For most SXSW attendees, the iTunes Festival is unlikely to alter the nature of the bigger event significantly; badge-holders will be eligible for a ticket lottery for the iTunes shows, and a limited number of SXSW wristband holders might have a chance at tickets closer to the shows, SXSW announced on its website. Such high-profile bills at SXSW’s larger venues aren’t uncommon and generally help reduce potential overcrowding at other shows.

Corporate tie-ins with SXSW also are well-established — the Doritos building-size vending machine will be back — although a relationship with a company the size of Apple for an event that stretches over the music festival’s full five-day run is new.

Both Apple and SXSW were tight-lipped Wednesday about partnership details. SXSW Director Roland Swenson referred all questions to Apple representatives. Apple press contact Jenn Ramsay said that “we’re not right now answering any additional questions.”

The nightly lineups include Coldplay, Imagine Dragons and London Grammar on Tuesday; Pitbull, Zedd and G.R.L. on Friday; and Urban, Nelson and Mickey Guyton on Saturday. Performers for Wednesday and Thursday remain unreleased. SXSW also has yet to announce its music keynote speaker; at just three weeks away, this is by far the latest the event has gone without confirming a speaker.

Apple typically shies away from conferences and big events it doesn’t tightly control itself — unlike, say, Google or Samsung, which have had big presences at SXSW in recent years (Samsung was all over the fest last year, including bringing in Prince for a show at La Zona Rosa). At SXSW 2011, Apple opened a pop-up store downtown to sell its iPad 2.

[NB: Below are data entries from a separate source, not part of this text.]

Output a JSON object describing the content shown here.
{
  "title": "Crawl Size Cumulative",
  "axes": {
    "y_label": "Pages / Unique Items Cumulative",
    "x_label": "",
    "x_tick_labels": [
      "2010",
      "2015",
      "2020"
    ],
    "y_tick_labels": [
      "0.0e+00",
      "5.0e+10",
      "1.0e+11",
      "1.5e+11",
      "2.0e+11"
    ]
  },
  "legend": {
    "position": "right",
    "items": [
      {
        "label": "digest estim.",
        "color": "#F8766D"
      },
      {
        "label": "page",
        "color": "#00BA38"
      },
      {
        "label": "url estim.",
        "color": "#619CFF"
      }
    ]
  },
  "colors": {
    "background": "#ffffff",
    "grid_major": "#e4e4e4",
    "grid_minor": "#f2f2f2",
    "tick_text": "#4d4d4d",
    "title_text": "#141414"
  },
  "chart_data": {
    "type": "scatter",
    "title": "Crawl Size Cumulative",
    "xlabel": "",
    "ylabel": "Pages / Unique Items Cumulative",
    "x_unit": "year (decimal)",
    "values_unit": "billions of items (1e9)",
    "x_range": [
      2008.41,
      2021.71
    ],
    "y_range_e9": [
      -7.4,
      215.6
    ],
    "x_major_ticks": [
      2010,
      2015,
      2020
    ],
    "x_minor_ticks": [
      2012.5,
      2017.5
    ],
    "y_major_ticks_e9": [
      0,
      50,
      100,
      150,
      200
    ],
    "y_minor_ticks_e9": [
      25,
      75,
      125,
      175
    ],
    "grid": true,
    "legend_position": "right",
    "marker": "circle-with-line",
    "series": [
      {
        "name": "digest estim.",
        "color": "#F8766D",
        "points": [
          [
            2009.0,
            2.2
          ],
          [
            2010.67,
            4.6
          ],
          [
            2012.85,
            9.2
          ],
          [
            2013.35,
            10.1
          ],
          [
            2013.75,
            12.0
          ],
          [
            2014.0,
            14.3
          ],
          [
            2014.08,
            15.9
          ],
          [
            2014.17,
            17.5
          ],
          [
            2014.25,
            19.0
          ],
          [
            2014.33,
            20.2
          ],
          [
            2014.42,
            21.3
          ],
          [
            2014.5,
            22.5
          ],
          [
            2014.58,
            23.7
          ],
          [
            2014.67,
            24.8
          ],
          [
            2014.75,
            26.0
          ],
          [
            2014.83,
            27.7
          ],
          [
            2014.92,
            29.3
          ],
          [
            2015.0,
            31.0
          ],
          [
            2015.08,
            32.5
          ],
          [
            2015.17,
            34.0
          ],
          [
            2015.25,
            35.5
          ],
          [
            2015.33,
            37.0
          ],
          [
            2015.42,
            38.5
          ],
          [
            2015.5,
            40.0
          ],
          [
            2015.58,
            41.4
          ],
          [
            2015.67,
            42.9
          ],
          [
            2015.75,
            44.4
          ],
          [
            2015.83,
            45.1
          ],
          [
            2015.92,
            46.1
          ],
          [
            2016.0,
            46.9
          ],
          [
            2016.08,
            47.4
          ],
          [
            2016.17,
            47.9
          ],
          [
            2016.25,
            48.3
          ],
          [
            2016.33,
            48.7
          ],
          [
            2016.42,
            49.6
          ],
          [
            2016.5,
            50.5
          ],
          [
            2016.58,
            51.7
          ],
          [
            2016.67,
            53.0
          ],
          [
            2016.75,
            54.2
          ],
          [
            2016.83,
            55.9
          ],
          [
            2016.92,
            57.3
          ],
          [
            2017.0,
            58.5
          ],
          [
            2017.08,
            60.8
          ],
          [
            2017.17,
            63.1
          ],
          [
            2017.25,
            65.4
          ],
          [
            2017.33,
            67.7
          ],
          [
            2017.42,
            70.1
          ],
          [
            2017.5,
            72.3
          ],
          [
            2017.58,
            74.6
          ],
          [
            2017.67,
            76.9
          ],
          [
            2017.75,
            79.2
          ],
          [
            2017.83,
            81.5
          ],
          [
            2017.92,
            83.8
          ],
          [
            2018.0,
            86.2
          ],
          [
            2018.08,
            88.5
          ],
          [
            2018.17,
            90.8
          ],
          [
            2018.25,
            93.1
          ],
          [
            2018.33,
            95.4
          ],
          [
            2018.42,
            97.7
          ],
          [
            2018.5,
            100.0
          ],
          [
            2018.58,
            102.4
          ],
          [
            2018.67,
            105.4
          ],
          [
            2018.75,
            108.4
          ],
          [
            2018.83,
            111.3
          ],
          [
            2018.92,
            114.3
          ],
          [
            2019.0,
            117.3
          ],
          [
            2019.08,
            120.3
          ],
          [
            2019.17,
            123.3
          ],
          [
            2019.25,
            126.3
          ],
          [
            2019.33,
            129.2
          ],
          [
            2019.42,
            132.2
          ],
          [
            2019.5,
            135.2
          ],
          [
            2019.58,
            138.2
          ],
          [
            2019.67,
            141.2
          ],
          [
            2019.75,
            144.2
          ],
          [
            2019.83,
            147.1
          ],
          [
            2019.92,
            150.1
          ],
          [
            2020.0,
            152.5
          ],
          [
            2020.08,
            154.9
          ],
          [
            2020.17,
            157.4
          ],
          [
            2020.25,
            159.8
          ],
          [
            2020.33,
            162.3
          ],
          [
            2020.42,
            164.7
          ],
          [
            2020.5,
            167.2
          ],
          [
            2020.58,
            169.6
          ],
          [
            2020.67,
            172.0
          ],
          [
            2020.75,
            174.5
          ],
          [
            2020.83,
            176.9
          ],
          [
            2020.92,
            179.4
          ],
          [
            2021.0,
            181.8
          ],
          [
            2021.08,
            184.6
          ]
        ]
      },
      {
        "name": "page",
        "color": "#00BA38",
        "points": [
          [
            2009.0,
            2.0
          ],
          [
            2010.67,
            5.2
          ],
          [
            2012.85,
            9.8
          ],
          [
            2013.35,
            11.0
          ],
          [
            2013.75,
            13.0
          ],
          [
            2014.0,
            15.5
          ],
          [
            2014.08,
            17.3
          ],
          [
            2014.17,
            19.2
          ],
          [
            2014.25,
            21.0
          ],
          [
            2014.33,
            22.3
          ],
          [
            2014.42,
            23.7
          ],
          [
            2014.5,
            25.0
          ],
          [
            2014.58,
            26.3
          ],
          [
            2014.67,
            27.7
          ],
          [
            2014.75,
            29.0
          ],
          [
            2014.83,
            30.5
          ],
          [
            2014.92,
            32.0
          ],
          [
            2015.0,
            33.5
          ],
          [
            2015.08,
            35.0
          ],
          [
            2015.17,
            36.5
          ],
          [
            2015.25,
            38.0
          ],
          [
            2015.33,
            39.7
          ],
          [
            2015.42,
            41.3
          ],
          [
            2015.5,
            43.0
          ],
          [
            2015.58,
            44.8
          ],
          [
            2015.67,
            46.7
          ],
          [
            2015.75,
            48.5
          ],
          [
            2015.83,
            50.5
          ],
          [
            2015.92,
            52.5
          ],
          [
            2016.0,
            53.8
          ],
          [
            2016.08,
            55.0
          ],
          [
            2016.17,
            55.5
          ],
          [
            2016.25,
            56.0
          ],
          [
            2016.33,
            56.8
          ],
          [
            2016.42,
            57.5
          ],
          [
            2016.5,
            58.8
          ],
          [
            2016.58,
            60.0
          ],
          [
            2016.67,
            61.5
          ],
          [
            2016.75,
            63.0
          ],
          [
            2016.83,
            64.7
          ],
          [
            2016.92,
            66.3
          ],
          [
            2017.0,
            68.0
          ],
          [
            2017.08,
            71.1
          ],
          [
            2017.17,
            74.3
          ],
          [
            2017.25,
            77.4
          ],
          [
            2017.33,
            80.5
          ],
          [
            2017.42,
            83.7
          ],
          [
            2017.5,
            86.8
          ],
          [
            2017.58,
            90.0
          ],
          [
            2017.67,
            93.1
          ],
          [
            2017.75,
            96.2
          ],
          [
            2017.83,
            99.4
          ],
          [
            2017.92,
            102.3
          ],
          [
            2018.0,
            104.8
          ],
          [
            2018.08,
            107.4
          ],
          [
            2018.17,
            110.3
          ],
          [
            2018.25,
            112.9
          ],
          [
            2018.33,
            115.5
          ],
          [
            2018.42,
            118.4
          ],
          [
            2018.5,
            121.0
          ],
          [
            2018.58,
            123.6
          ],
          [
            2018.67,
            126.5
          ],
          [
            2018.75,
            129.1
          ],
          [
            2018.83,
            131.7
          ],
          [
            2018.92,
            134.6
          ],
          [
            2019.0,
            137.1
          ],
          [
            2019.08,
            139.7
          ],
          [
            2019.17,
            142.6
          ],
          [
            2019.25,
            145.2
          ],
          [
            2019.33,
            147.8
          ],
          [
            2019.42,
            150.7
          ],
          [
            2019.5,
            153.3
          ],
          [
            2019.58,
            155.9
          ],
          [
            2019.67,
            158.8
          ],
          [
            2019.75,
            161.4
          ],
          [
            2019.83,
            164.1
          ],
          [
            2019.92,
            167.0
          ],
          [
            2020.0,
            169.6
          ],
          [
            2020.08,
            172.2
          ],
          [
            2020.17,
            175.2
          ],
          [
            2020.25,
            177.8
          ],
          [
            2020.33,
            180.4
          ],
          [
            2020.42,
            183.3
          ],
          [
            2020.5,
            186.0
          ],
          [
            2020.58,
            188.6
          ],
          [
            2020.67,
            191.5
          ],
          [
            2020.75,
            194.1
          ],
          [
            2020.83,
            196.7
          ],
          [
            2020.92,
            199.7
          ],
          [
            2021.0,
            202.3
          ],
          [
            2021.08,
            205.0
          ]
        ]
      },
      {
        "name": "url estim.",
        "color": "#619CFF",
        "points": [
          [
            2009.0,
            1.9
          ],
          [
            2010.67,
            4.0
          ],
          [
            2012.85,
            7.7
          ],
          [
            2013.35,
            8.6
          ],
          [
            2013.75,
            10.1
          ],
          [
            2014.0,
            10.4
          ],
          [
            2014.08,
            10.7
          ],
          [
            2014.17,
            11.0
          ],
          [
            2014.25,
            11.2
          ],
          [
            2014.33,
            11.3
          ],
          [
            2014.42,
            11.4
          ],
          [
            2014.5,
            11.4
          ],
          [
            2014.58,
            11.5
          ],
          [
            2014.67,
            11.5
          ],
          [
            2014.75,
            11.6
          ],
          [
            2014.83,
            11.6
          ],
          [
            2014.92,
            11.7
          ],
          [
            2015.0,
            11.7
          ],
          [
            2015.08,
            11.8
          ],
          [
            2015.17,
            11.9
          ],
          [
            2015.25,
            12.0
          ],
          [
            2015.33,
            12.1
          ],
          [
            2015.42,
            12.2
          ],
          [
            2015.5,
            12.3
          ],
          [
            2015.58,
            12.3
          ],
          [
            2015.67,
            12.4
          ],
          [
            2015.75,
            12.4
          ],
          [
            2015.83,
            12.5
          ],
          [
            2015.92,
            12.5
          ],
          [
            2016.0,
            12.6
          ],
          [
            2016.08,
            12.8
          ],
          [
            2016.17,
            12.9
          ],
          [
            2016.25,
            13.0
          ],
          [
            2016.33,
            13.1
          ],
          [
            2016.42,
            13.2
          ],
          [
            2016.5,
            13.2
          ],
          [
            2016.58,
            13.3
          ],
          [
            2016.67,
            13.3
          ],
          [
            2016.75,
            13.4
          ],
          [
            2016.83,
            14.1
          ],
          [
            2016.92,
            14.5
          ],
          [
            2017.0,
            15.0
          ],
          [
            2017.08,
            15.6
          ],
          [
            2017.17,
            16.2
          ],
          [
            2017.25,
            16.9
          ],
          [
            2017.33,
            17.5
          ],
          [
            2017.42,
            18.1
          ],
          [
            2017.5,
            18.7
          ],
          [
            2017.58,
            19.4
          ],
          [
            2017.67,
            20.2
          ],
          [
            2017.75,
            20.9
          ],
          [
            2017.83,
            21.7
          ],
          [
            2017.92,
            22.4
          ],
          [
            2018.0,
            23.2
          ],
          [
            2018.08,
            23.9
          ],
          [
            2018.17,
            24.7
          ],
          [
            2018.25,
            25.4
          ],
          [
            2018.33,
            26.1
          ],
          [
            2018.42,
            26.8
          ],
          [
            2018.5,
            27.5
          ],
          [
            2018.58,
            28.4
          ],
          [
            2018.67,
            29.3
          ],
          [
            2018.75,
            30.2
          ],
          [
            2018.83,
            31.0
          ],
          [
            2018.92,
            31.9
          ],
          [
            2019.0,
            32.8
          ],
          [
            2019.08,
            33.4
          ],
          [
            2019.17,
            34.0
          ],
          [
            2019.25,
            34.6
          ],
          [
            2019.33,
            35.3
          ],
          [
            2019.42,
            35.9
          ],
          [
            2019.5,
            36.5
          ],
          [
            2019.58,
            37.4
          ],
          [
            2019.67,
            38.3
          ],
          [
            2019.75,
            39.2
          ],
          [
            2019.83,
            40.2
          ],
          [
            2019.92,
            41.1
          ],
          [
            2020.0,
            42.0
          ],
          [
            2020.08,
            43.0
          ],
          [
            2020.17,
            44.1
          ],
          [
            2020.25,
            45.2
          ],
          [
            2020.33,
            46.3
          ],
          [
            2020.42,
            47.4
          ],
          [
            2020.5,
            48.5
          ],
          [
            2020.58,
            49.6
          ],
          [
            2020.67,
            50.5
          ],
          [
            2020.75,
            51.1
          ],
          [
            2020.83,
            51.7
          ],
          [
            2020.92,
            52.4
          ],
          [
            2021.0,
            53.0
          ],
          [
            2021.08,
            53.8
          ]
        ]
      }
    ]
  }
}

Since then, Apple has beefed up its presence in Austin. The company manufactures its high-end Mac Pro computer here. When that started, the company had about 4,000 employees in Austin, but it could expand to about 7,000 in the next 10 years. Apple has two retail stores in the city.

The London iTunes Festival, which began in 2007, is held in the Roundhouse, which is similar in size to the 2,800-capacity ACL Live, and the similar venue size is intentional. “You want it in a really close atmosphere where the fans are getting to see these musicians in places they’ll never see them again,” Apple senior Vice President Eddy Cue told The Associated Press.

The first London fest ran for a week, but it has since stretched into a month, with two acts a night through September. Lady Gaga, Elton John, Justin Timberlake, Vampire Weekend, John Legend and Katy Perry all played in 2013.

Austin musician and tech industry specialist Scott Garber, who worked as an iTunes product and marketing manager from 2004 to 2011, has attended several of the London festivals, including the first in 2007.

“There was no great big marketing plan about it” in the beginning, he said. “It was just something that the employees in London wanted to give back with. Everybody on the staff volunteered for it. … They were really small events. It was pretty amazing to see Amy Winehouse in a place that holds 200-300 people.”

Even after the move to the larger Roundhouse, Garber said the festivals he attended in 2010 and 2011 didn’t feature any big promotional push such as display booths or product giveaways. This might not hold true at ACL Live, given that the London events were never directly tied to an industry confab like SXSW. The company is about due for a new version of its Apple TV box, and it has been a while since a new iPod has been introduced, though that line of products has been overshadowed by iPad and iPhone sales.

National media outlets treated the Wednesday announcement as big news. Variety, Rolling Stone, Billboard and Entertainment Weekly all posted stories. Locally, public reaction in social media was mixed. KGSR afternoon DJ and Esquire magazine writer Andy Langer’s Facebook post about the event on Wednesday morning elicited more jeers than cheers among dozens of comments.

In the end, Langer noted that the iTunes Festival is simply another milepost along a road that SXSW has been traveling for years. “The reality of SXSW is that you can’t put the genie back in the bottle,” he said. “Try as you might to envision a SXSW that’s about unsigned bands/exposure/underdogs etc., those days are largely gone.”